Ainsi, nous avons travaillé avec notre équipe d’assistants d’éducation à la manière d’accueillir les élèves. Lorsque je suis arrivé dans cet établissement j’avais remarqué que certains AED « checkaient » des élèves à la grille. Ce geste familier m’apparaissait problématique pour au moins deux raisons. Premièrement il laissait à penser que certains élèves avaient plus de proximité avec les AED ce qui pouvait nuire à la relation éducative. Deuxièmement, il ne mettait pas assez à distance les deux mondes, celui de la rue et celui du collège. Lorsque j’étais assistant d’éducation je me souviens avoir fait à de multiples reprises la grille avec la chef d’établissement qui se faisait un point d’honneur à dire « bonjour » à chaque élève qui la franchissait. Avec notre équipe, nous effectuons donc cette tâche quotidienne et ce « bonjour du matin » marque la considération que nous avons pour les élèves. La symbolisation du passage entre l’adolescent et l’adolescent-élève se fait aussi par le rangement des objets non autorisés comme le téléphone portable, les écouteurs ou par le fait que les élèves doivent ôter tout signe de religiosité. Le carnet de correspondance, objet qui fait la jonction entre les deux mondes, doit être présenté pour pouvoir entrer dans cet « espace scolaire ».

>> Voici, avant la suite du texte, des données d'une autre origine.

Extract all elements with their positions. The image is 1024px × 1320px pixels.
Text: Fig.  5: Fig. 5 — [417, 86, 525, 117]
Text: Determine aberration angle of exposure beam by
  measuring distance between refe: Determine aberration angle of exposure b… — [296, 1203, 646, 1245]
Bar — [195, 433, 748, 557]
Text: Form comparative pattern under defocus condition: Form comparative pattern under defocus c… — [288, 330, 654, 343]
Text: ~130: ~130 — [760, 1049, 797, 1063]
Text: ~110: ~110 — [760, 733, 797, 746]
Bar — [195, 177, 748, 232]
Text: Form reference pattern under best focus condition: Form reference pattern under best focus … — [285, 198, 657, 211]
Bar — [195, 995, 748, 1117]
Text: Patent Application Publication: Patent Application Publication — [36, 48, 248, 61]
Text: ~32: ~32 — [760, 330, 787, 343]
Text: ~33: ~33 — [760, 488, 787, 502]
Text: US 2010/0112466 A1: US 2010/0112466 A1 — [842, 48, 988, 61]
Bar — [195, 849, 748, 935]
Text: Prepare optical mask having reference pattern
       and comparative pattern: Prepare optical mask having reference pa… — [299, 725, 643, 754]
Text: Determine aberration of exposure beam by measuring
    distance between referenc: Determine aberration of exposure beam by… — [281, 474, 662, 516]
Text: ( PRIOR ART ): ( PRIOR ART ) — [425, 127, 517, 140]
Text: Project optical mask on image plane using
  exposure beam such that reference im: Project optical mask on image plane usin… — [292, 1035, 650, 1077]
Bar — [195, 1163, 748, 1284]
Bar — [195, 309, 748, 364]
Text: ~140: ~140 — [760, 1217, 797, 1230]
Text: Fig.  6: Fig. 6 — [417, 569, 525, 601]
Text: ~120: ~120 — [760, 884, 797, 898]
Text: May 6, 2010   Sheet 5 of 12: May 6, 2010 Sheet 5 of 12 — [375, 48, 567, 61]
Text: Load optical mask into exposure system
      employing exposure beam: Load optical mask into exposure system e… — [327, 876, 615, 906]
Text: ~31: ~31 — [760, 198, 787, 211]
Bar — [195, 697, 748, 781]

Ce temps d’accueil apparaît être une séquence éducative importante puisqu’il apporte aux élèves un « savoir-être » scolaire en travaillant à la fois sur la politesse mais aussi sur la gestion des retards. Faire comprendre l’importance d’arriver à l’heure à son cours paraît être une évidence mais pour des élèves qui ne maîtrisent pas forcément les codes scolaires ou bien qui sont livrés à eux-mêmes ce travail est nécessaire. Par ailleurs, ce temps d’accueil permet aussi de jauger la « météo scolaire » du matin. Avec l’expérience, il est possible de ressentir l’énervement des élèves. La grille du lundi matin ne sera pas la même que celle du vendredi par exemple. Il est possible d’observer les premières tensions apparues sur le trajet et il n’est pas rare de commencer à régler les premiers conflits à la grille. Ensuite ce temps est aussi un moment de repérage et d’observation. En effet derrière les élèves qui arrivent en retard régulièrement se cachent parfois des situations familiales compliquées. Certains élèves doivent, par exemple, conduire un petit frère et une petite sœur avant d’arriver au collège et il nous faut, par la suite, travailler avec les familles pour trouver des solutions.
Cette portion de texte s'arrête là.